I was a hummingbird then, she thought. I flew. I had hummingbird medicine.

She had once been a drunk, and her husband was still a drunk. It had taken her this long to get over her dry drunk. Confronting him would make for drama, and her life had been too long without drama, the right kind of drama. But he was drunk not just on whiskey but on the Bible and junk he heard and believed. That was the worst kind of drunk. People drunk on the word of God, convinced of their righteousness, would do anything to anybody. And he was hungover from whiskey. A smoky shape flitted in the corner of her bad eye with the cataract.

She put the thousand dollars in her purse and called Lillooet’s school. This is my potlatch, she thought. It’s time. She knew that there would be a price to pay for years of slavery to a bad man, but the price would be less if she paid it sooner, so she closed the suitcase and lugged it to the back door, which slammed behind her. She heard his truck screech around the corner and fishtail to a stop at the curb. She dragged the grip—her father had called it such—across the yard behind some bushes and a wooden fence on its last legs. In untucked flannel and old jeans, she waited, bent knees aching. She could smell fresh-turned soil and see a rusty red wheelbarrow half hidden by trash. She could feel the gun against her midriff.

He didn’t stay long, only glanced out back, shouted her name twice, and then screeched off in his truck. She stayed crouched where she was, working out something in her head, then went into the house and did what she had to do before she left for good.
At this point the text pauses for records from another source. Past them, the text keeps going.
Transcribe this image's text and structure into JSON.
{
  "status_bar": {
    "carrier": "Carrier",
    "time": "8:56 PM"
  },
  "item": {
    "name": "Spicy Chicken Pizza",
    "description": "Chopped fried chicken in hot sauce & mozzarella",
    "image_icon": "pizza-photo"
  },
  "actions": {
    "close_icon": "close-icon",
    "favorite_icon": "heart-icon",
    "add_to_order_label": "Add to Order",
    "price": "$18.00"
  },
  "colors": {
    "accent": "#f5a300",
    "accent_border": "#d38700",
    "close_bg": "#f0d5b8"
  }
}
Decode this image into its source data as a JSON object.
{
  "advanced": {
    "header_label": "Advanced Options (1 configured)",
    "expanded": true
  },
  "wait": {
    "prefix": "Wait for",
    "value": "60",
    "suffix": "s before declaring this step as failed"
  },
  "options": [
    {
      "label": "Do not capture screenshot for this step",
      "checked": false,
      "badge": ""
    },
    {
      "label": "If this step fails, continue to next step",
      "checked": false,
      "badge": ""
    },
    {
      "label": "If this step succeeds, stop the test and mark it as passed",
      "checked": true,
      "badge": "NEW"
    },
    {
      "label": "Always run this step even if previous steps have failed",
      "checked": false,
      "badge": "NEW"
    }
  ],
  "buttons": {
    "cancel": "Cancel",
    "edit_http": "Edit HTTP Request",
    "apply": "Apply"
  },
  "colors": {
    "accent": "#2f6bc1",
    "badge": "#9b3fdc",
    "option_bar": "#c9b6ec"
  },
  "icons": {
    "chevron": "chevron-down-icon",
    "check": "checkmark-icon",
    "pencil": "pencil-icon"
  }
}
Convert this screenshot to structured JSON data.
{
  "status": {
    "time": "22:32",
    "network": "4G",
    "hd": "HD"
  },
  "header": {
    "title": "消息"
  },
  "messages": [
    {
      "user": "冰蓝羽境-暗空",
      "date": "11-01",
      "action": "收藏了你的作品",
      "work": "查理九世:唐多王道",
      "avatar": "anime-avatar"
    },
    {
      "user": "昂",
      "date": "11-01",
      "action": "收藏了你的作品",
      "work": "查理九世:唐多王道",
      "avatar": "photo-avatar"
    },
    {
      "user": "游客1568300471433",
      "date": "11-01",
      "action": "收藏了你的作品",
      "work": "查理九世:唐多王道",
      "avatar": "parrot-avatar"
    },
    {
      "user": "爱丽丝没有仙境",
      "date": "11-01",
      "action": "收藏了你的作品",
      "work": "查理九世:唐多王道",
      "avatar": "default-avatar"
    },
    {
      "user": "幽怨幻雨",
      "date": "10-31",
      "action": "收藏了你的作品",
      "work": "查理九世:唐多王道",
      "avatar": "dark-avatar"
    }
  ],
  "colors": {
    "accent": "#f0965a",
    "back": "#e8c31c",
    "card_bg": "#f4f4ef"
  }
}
She put the gun back where she had found it. She would take nothing that belonged to him.

At the school a few minutes later, she picked up Lillooet, who frowned and bit a thumbnail. “Anything in your locker you can’t do without?” Lillooet shook her head. “Then let’s go, you and me. A long way.” Mika took her hand. “I have a hummingbird with me in a pouch. A secret pouch. Want to see?”

Lillooet said nothing. She scowled, perhaps thinking of the journey ahead.